Tiger King meets Aqua Marine life. Need I say more? Details below if you care:
Prepare yourself for a wild ride. Just go in with really really low expectations and you'll be pleasantly surprised with how weird and stinky this place is. It feels as if Joe Exotic has a twin, Jan Exotic, and she owns this place. I'm not exactly sure how Chinese chickens across from lobsters, next to sugar gliders, next to a giant tortoise sitting on the ground have anything to do with the Sea. However, there are a lot of different fish species, many of whom I'm unsure would cohabitate together in the wild, but definitely do inside the nearly abandoned mall.

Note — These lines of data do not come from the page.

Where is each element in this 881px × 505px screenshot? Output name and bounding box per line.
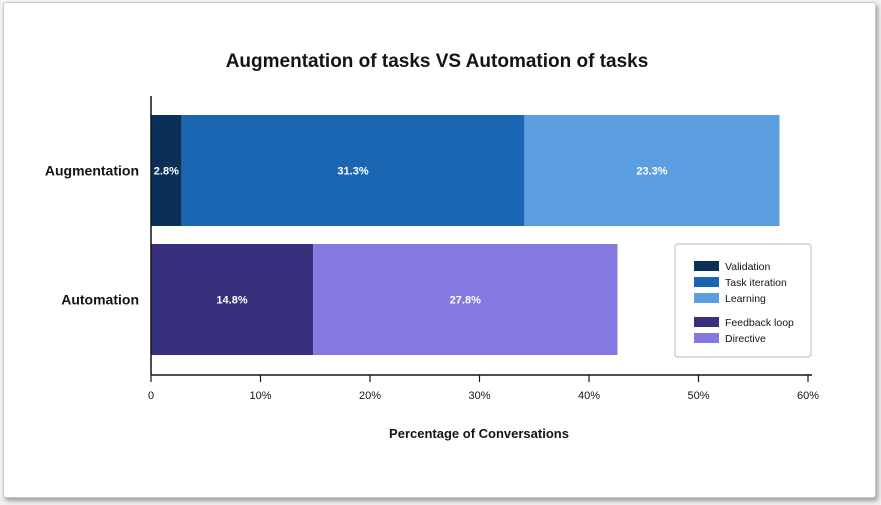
- stacked-bar-chart: Augmentation of tasks VS Automation of t…: [45, 51, 819, 441]
- legend-swatch-directive: [694, 333, 719, 343]
- x-tick-label: 0: [148, 390, 154, 402]
- bar-segment-feedback-loop: [151, 244, 314, 355]
- bar-segment-learning: [524, 115, 780, 226]
- data-label-learning: 23.3%: [636, 166, 667, 178]
- bar-segment-validation: [151, 115, 182, 226]
- data-label-directive: 27.8%: [450, 295, 481, 307]
- legend-label-validation: Validation: [725, 261, 770, 273]
- category-label-automation: Automation: [61, 292, 139, 308]
- x-tick-label: 60%: [797, 390, 819, 402]
- data-label-validation: 2.8%: [154, 166, 179, 178]
- legend-swatch-validation: [694, 261, 719, 271]
- legend-label-feedback-loop: Feedback loop: [725, 317, 794, 329]
- x-tick-label: 40%: [578, 390, 600, 402]
- bar-segment-directive: [313, 244, 618, 355]
- legend-swatch-task-iteration: [694, 277, 719, 287]
- data-label-task-iteration: 31.3%: [337, 166, 368, 178]
- chart-card: Augmentation of tasks VS Automation of t…: [3, 2, 876, 498]
- legend-box: [674, 243, 812, 358]
- x-tick-label: 20%: [359, 390, 381, 402]
- x-tick-label: 30%: [468, 390, 490, 402]
- legend-label-learning: Learning: [725, 293, 766, 305]
- data-label-feedback-loop: 14.8%: [216, 295, 247, 307]
- x-axis-title: Percentage of Conversations: [389, 426, 569, 441]
- x-tick-label: 50%: [687, 390, 709, 402]
- legend-label-task-iteration: Task iteration: [725, 277, 787, 289]
- legend-label-directive: Directive: [725, 333, 766, 345]
- chart-title: Augmentation of tasks VS Automation of t…: [226, 51, 649, 72]
- x-tick-label: 10%: [249, 390, 271, 402]
- category-label-augmentation: Augmentation: [45, 163, 139, 179]
- bar-segment-task-iteration: [181, 115, 525, 226]
- legend-swatch-learning: [694, 293, 719, 303]
- legend-swatch-feedback-loop: [694, 317, 719, 327]
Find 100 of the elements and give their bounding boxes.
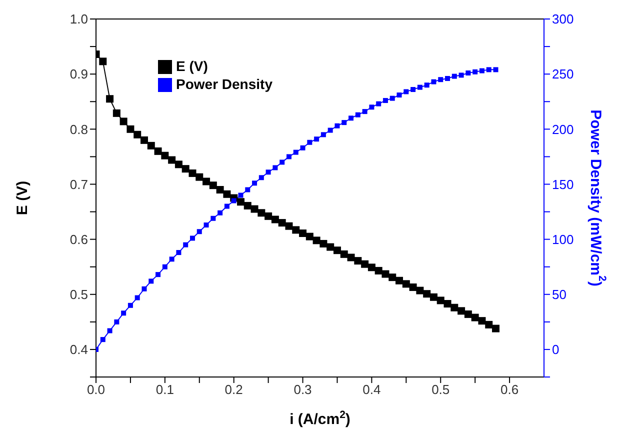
point [140, 136, 148, 144]
point [464, 310, 472, 318]
x-tick-label: 0.2 [224, 382, 243, 398]
y2-tick-label: 100 [552, 232, 574, 247]
point [362, 109, 368, 114]
y-axis-title: E (V) [14, 180, 30, 216]
point [299, 230, 307, 237]
point [134, 130, 142, 138]
point [382, 98, 388, 104]
point [493, 67, 498, 72]
point [278, 219, 286, 227]
point [112, 109, 120, 117]
x-axis-title: i (A/cm$^{2}$) [290, 409, 350, 428]
point [430, 293, 438, 301]
point [396, 276, 404, 284]
point [202, 178, 210, 186]
point [236, 198, 244, 206]
point [223, 190, 231, 198]
point [361, 260, 369, 268]
point [314, 136, 320, 142]
point [376, 101, 382, 106]
point [154, 147, 162, 155]
x-tick-label: 0.3 [294, 382, 312, 398]
point [231, 198, 236, 204]
point [396, 92, 402, 98]
point [196, 173, 204, 181]
point [99, 58, 107, 66]
point [333, 246, 341, 254]
point [347, 254, 355, 262]
point [340, 250, 348, 258]
point [390, 96, 395, 101]
point [161, 152, 169, 160]
point [458, 72, 464, 78]
point [424, 82, 430, 88]
point [450, 304, 458, 312]
point [250, 205, 258, 213]
point [218, 210, 223, 216]
point [128, 302, 133, 308]
point [355, 112, 360, 118]
point [196, 229, 202, 234]
point [162, 264, 168, 270]
point [472, 69, 478, 74]
point [190, 236, 195, 241]
point [492, 324, 500, 332]
point [285, 222, 293, 230]
point [286, 154, 292, 160]
point [224, 204, 230, 209]
point [320, 240, 328, 248]
x-tick-label: 0.0 [86, 382, 106, 398]
y2-tick-label: 300 [552, 12, 574, 27]
point [342, 120, 347, 126]
point [431, 79, 436, 84]
point [354, 257, 362, 265]
point [134, 295, 140, 300]
legend-label: E (V) [176, 58, 208, 74]
point [326, 243, 334, 251]
point [120, 118, 128, 126]
point [176, 250, 182, 256]
y-tick-label: 1.0 [70, 12, 88, 27]
point [417, 84, 422, 90]
point [328, 128, 333, 133]
x-tick-label: 0.6 [500, 382, 519, 398]
point [300, 145, 306, 150]
point [238, 192, 244, 198]
y2-tick-label: 0 [552, 342, 560, 358]
point [264, 212, 272, 220]
point [471, 314, 479, 322]
point [402, 280, 410, 288]
point [280, 160, 285, 165]
point [466, 70, 471, 76]
point [485, 320, 493, 328]
point [156, 272, 161, 278]
y-tick-label: 0.6 [70, 232, 88, 247]
point [204, 222, 209, 228]
point [258, 209, 266, 217]
point [174, 160, 182, 168]
point [266, 170, 271, 175]
point [388, 274, 396, 282]
point [445, 76, 450, 81]
point [272, 165, 278, 170]
point [374, 266, 382, 274]
y2-tick-label: 50 [552, 287, 566, 302]
point [107, 328, 112, 334]
y-tick-label: 0.9 [70, 66, 88, 82]
point [423, 290, 431, 298]
y2-tick-label: 150 [552, 176, 574, 192]
point [188, 169, 196, 177]
y-tick-label: 0.7 [70, 176, 88, 192]
point [271, 216, 279, 224]
x-tick-label: 0.4 [362, 382, 381, 398]
y-tick-label: 0.5 [70, 287, 88, 302]
point [292, 226, 300, 234]
point [479, 68, 484, 74]
point [293, 150, 298, 155]
point [182, 165, 190, 173]
point [382, 270, 390, 278]
point [258, 175, 264, 180]
point [100, 337, 106, 342]
point [334, 123, 340, 128]
point [312, 236, 320, 244]
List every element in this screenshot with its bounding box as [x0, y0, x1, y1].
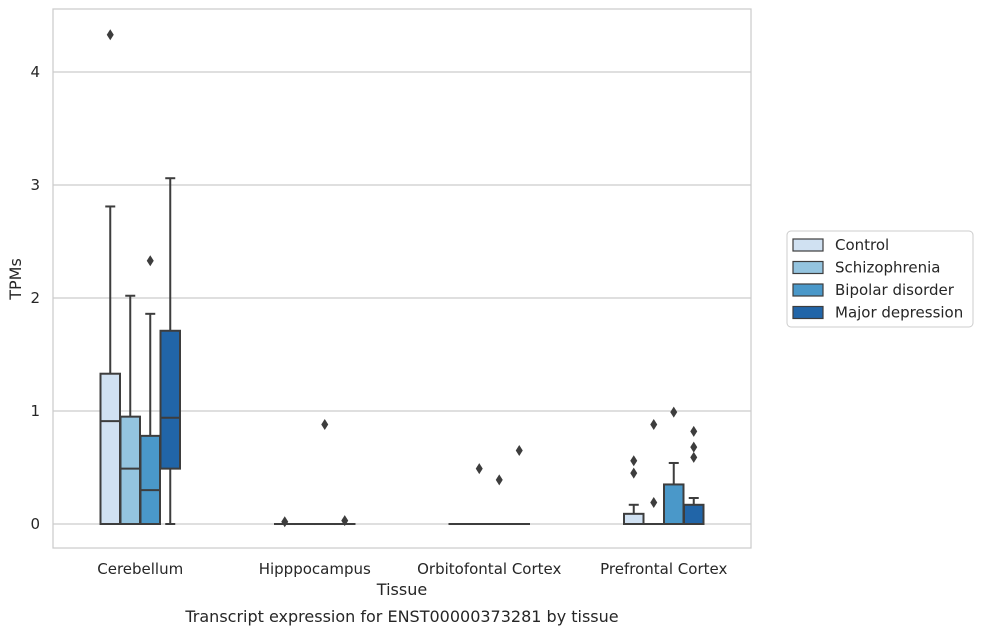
- y-axis-title: TPMs: [6, 258, 25, 301]
- legend-frame: [786, 230, 974, 328]
- outlier-point: [690, 451, 698, 463]
- outlier-point: [146, 255, 154, 267]
- legend-swatch: [792, 283, 824, 297]
- y-tick-label: 3: [30, 176, 40, 194]
- y-tick-label: 4: [30, 63, 40, 81]
- legend-label: Schizophrenia: [835, 259, 940, 277]
- box-3-3: [683, 425, 705, 526]
- outlier-point: [630, 455, 638, 467]
- outlier-point: [650, 419, 658, 431]
- x-tick-label: Prefrontal Cortex: [600, 560, 727, 578]
- boxes: [99, 29, 705, 528]
- outlier-point: [106, 29, 114, 41]
- box-2-3: [663, 406, 685, 526]
- box-body: [623, 512, 645, 526]
- box-body: [663, 483, 685, 526]
- box-0-3: [623, 455, 645, 526]
- outlier-point: [495, 474, 503, 486]
- legend-swatch: [792, 238, 824, 252]
- outlier-point: [281, 516, 289, 528]
- outlier-point: [515, 445, 523, 457]
- chart-caption: Transcript expression for ENST0000037328…: [184, 607, 618, 626]
- outlier-point: [475, 463, 483, 475]
- box-2-0: [139, 255, 161, 525]
- box-body: [119, 415, 141, 525]
- legend-label: Control: [835, 236, 889, 254]
- box-3-1: [334, 515, 356, 527]
- y-tick-label: 1: [30, 402, 40, 420]
- box-0-0: [99, 29, 121, 525]
- x-tick-label: Hipppocampus: [259, 560, 371, 578]
- x-tick-label: Cerebellum: [97, 560, 183, 578]
- box-1-3: [643, 419, 665, 526]
- y-tick-label: 2: [30, 289, 40, 307]
- legend: Control Schizophrenia Bipolar disorder Majo…: [786, 230, 974, 328]
- box-0-1: [274, 516, 296, 528]
- box-body: [99, 372, 121, 525]
- legend-label: Bipolar disorder: [835, 281, 955, 299]
- x-axis-title: Tissue: [376, 580, 427, 599]
- outlier-point: [630, 467, 638, 479]
- y-tick-label: 0: [30, 515, 40, 533]
- box-1-0: [119, 294, 141, 525]
- box-2-2: [488, 474, 510, 526]
- x-tick-labels: Cerebellum Hipppocampus Orbitofontal Corte…: [97, 560, 727, 578]
- outlier-point: [650, 497, 658, 509]
- outlier-point: [690, 425, 698, 437]
- box-2-1: [314, 419, 336, 526]
- plot-area-frame: [52, 8, 752, 549]
- x-tick-label: Orbitofontal Cortex: [417, 560, 561, 578]
- y-tick-labels: 0 1 2 3 4: [30, 63, 40, 533]
- legend-swatch: [792, 305, 824, 320]
- box-1-2: [468, 463, 490, 526]
- box-3-0: [159, 177, 181, 525]
- box-body: [139, 434, 161, 525]
- outlier-point: [670, 406, 678, 418]
- outlier-point: [321, 419, 329, 431]
- box-body: [683, 503, 705, 526]
- legend-label: Major depression: [835, 304, 963, 322]
- box-3-2: [508, 445, 530, 526]
- legend-swatch: [792, 260, 824, 275]
- outlier-point: [341, 515, 349, 527]
- box-body: [159, 329, 181, 470]
- outlier-point: [690, 441, 698, 453]
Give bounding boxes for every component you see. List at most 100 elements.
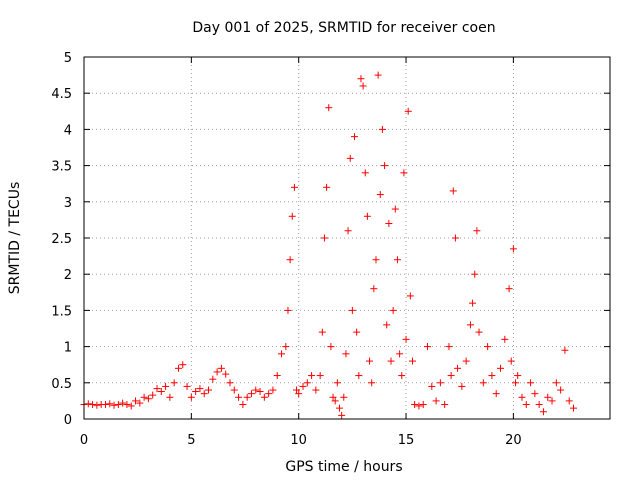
data-point bbox=[381, 162, 389, 170]
data-point bbox=[153, 385, 161, 393]
data-point bbox=[570, 404, 578, 412]
data-points bbox=[80, 71, 578, 419]
data-point bbox=[479, 379, 487, 387]
data-point bbox=[252, 386, 260, 394]
data-point bbox=[325, 104, 333, 112]
data-point bbox=[428, 382, 436, 390]
data-point bbox=[166, 393, 174, 401]
data-point bbox=[469, 299, 477, 307]
data-point bbox=[136, 399, 144, 407]
data-point bbox=[183, 382, 191, 390]
data-point bbox=[531, 390, 539, 398]
data-point bbox=[342, 350, 350, 358]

You can snorkel with the sting rays in one of their tanks, all the while trusting the wet suits aren't full of grime like the air ducts, the water is at a pH level suitable to not leave you with a mysterious skin infection, and the teenage staff who have worked there for approximately 2 months and are still awaiting a paycheck will ensure a rewarding experience.
If that doesn't suit your fancy, you may pay an additional $20 (or just go before 1pm because no staff is present before then) to dip your toes or hands into a tank of manicuring fish who reside in some second hand tanks just relaxing open-topped on the floor around a pallet made bench.
I have a sneaking suspicion the animals are purchased from Craigslist and just thrown into a corner with a makeshift enclosure where they will live out of the remainder of their lives eating Costco salad mixes and taken care of by socially shunned individuals. I'm here for it. Do recommend. Will be back.